Veconi described (presentation) the history and rationale of M-CROWN, which emerged in the wake of piecemeal requests for zoning variances and the board’s desire to use new residential space to subsidize not just affordable housing but especially manufacturing uses, thus creating accessible living wage jobs.
But the city never agreed to a rezoning. A Sept. 12, 2018 response from DCP Director Marisa Lago to Cumbo’s original letter cited agreement on “many facets of the framework” but also “a number of outstanding, challenging issues” that precluded consensus.
Meanwhile, the private applications persisted. “As the community board, we felt like we were having a discussion with a city agency about a neighborhood rezoning,” Veconi said. “And then found out that they were having a discussion with somebody else.”
All three applications suggest, he said, that “we can allow greater density with these community benefits that the developers have devised.” However, the Community Board has “not gone through any process” to specify the appropriate level of public benefits.
The board’s list of acceptable commercial uses was broadened after DCP “objected to us focusing on light industrial uses,” Veconi said. That’s created a scenario in which applicants propose such things as day care or youth centers.
Veconi noted that the 840 Atlantic applicants had proposed an option under Mandatory Inclusionary Housing that maximizes the number of units, but includes moderate-income households, while CB 8 prioritizes helping lower-income tenants, even if fewer units are delivered.
He suggested more modest configurations for 840 Atlantic and said the applicants could agree to new restrictions or wait until the next administration. “I don’t think there’s ever been a more important community board vote on a ULURP application,” he said.
840 Atlantic Ave.: the proponents
Soon after, land-use attorney Benjamin Stark again laid out the proposed 840 Atlantic, an 18-story mixed-use residential rental building that would include some 316 new apartments, of which 95 would be affordable—though he said they were open to revising the affordability plan.
Given the site’s location on two wide streets, “it is unique and appropriate for more housing,” Stark said, adding that it could deliver a significant slice of the 600-plus affordable units estimated—but not guaranteed—in M-CROWN.

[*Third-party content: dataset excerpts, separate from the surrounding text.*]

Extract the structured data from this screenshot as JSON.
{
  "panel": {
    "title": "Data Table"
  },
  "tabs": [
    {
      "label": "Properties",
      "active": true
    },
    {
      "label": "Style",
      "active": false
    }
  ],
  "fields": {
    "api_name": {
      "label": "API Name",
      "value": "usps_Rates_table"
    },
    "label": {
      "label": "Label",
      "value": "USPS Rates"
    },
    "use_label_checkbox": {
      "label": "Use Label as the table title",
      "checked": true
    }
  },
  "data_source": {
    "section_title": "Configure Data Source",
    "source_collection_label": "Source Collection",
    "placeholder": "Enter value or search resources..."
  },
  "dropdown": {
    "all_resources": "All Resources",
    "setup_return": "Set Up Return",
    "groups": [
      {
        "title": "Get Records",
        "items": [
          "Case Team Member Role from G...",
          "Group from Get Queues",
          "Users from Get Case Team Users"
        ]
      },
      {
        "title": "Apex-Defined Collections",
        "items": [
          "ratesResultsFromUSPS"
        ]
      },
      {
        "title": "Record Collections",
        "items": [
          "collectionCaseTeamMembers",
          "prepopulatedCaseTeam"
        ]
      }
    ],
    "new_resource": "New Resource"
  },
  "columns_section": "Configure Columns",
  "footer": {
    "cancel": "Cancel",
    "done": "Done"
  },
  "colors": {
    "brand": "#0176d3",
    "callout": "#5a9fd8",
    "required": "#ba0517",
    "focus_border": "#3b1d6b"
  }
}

Stark, in his updated presentation, added that the city’s recent Where We Live fair-housing report stressed the need for affordable housing in “amenity-rich neighborhoods like yours.”
Citing the construction of a 312-foot 809 Atlantic Ave. across the street, he asked, “How is it that a 195-foot-tall building would be that objectionable? It won’t be. It will become part of your community.” (809 Atlantic has less bulk, and is also funding the restoration of an adjacent church.)
Asked if 840 Atlantic would get a 421-a tax abatement as well as the value-add of an upzoning, applicant Tom Li said yes. Stark added that the below-market units would be affordable in perpetuity.
Their proposal, in the meeting’s chat, got backup from some public housing residents, saying the developer had reached out to them, and also from 16 residents of the catercorner 550 Vanderbilt Avenue, which has 278 units and is the only condo building in Atlantic Yards/Pacific Park. (In an op-ed for the Brooklyn Paper, Jamel Gaines, founder of the announced cultural tenant, Jamel Gaines Creative Outlet, also supported it.)
In the chat, the building service workers union, Service Employees International Union, Local 32BJ, posted a message saluting the plan to create an estimated five unionized building service jobs at 840 Atlantic.
Oddly enough, the first version of that message identified the project developer as The Rabsky Group, a major Brooklyn firm previously described as a passive investor, while a second version instead cited Vanderbilt Atlantic Holdings LLC, which is led by Li, whose experience in real estate has not been detailed.